“As palavras ‘não tem batimento, tens de decidir que opção tomar’ pareciam-me noutro idioma, tentei pedir para repetir e ainda com a roupa no fundo das pernas já me estava a ser marcada uma curetagem cirúrgica”. Estas palavras são de Inês Cristóvão Silva, que, aos 28 anos, sofreu um aborto espontâneo. As memórias do momento em que soube que a sua gravidez não iria progredir não são claras, mas Inês lembra-se de se sentir muito pequena, como se a sala onde estava fosse tão grande e barulhenta que a pudesse engolir. “Foi tudo rápido e frio, parecia irreal”, conta. Aconselhada por “amigas da área”, acabou por decidir não realizar a cirurgia e optou por recorrer a medicação para expulsar o embrião. Inês estava grávida de oito semanas.

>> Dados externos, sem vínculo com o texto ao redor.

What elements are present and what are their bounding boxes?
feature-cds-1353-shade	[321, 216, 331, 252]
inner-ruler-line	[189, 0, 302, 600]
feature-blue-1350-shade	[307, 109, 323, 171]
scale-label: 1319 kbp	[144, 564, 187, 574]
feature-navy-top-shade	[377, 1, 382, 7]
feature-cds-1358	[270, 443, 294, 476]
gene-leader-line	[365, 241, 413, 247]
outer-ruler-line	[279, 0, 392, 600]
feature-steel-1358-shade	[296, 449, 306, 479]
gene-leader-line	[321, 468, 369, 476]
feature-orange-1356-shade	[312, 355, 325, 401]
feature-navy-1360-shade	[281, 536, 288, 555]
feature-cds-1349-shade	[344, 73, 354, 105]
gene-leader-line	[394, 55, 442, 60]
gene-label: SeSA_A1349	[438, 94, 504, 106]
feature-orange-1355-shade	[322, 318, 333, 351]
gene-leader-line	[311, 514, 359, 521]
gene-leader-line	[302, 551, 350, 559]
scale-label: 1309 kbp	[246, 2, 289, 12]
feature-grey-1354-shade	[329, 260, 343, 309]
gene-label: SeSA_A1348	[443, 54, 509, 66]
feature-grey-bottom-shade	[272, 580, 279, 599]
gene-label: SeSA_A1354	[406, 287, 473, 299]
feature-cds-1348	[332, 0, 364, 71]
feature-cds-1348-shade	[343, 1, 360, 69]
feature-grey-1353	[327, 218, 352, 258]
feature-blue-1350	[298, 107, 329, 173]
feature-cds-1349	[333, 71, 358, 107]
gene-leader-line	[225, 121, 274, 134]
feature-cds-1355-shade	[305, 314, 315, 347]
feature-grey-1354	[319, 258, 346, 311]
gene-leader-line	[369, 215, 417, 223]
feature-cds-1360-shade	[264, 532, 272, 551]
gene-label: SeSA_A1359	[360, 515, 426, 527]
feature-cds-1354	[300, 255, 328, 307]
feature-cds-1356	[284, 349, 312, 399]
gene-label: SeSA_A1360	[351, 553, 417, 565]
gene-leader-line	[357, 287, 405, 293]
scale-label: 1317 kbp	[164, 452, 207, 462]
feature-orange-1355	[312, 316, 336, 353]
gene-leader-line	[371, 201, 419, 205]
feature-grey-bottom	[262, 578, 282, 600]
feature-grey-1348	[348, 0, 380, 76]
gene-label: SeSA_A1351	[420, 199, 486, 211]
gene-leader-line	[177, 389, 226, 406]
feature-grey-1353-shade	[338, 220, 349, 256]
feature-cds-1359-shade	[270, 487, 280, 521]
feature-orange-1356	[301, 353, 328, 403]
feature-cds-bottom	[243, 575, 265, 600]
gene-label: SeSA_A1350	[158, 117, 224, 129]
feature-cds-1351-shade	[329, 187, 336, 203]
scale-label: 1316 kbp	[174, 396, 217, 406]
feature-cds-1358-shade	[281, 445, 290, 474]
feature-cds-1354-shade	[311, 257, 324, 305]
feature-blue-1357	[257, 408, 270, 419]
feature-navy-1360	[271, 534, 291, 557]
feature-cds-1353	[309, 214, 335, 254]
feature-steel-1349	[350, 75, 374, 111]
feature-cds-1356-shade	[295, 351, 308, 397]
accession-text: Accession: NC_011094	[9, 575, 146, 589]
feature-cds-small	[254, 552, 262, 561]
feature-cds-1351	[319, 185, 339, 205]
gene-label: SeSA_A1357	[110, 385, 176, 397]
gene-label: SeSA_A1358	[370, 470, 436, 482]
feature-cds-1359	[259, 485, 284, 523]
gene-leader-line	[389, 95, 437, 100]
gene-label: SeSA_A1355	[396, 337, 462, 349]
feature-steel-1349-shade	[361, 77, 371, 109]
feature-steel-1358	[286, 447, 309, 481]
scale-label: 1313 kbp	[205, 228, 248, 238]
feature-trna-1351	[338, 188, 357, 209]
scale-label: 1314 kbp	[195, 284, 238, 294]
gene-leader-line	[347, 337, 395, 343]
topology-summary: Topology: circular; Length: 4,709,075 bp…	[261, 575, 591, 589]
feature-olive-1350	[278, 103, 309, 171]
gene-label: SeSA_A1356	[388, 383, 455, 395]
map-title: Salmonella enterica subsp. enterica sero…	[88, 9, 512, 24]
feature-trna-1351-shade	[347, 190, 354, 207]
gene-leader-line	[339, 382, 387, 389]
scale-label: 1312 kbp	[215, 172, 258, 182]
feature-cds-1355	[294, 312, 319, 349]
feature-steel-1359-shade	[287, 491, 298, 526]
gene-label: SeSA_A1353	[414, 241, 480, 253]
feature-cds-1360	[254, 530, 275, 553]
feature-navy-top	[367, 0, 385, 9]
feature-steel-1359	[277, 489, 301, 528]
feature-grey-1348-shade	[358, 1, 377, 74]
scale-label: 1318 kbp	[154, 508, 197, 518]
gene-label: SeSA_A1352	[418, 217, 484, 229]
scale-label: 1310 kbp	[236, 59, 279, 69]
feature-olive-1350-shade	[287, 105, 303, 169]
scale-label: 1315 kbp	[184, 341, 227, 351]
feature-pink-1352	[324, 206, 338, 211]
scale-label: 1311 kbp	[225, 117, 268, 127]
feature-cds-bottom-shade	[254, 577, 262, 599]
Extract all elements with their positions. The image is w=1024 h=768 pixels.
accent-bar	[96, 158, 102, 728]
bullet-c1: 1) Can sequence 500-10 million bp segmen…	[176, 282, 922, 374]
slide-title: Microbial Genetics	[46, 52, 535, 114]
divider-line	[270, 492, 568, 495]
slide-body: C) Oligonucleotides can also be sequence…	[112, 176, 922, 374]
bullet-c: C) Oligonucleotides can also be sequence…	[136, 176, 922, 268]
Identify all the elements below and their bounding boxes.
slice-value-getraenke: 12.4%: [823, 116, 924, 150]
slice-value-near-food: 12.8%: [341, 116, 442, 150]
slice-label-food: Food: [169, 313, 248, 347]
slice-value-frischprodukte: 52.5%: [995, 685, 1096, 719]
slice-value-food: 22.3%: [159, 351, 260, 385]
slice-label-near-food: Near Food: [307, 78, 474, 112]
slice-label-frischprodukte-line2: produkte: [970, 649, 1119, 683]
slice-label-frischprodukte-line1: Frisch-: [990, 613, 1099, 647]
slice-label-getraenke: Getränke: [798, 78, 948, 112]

Cerca de 80% dos abortos espontâneos ocorrem antes das 12 semanas de gravidez e mais de metade destes casos estão associados a anomalias cromossómicas ou genéticas do embrião, como trissomias, por exemplo. “Outras causas conhecidas de aborto espontâneo são doenças maternas quando não existe um controlo adequado, tal como diabetes mellitus ou doenças da tiroide, tabagismo e consumo de álcool ou drogas, distúrbios da coagulação maternos hereditários ou adquiridos, disfunções hormonais ou anomalias anatómicas do útero”, explica à VISÃO Osvaldo Moutinho, médico obstetra e Diretor do Serviço de Ginecologia-Obstetrícia do Centro Hospitalar de Trás-Os-Montes e Alto Douro.
Os fatores de risco mais relevantes para a ocorrência de abortos são a idade materna – o risco aumenta progressivamente à medida que a idade da mãe avança, apesar de poder acontecer em qualquer idade – e a existência de antecedentes de aborto, já que o risco de novo aborto após um anterior pode rondar os 20 por cento. Segundo o mesmo especialista, a partir de três ou mais abortos estabelece-se o diagnóstico de abortos recorrentes, segundo a maioria das sociedades internacionais, embora haja algumas entidades que definam esta situação após a ocorrência de dois.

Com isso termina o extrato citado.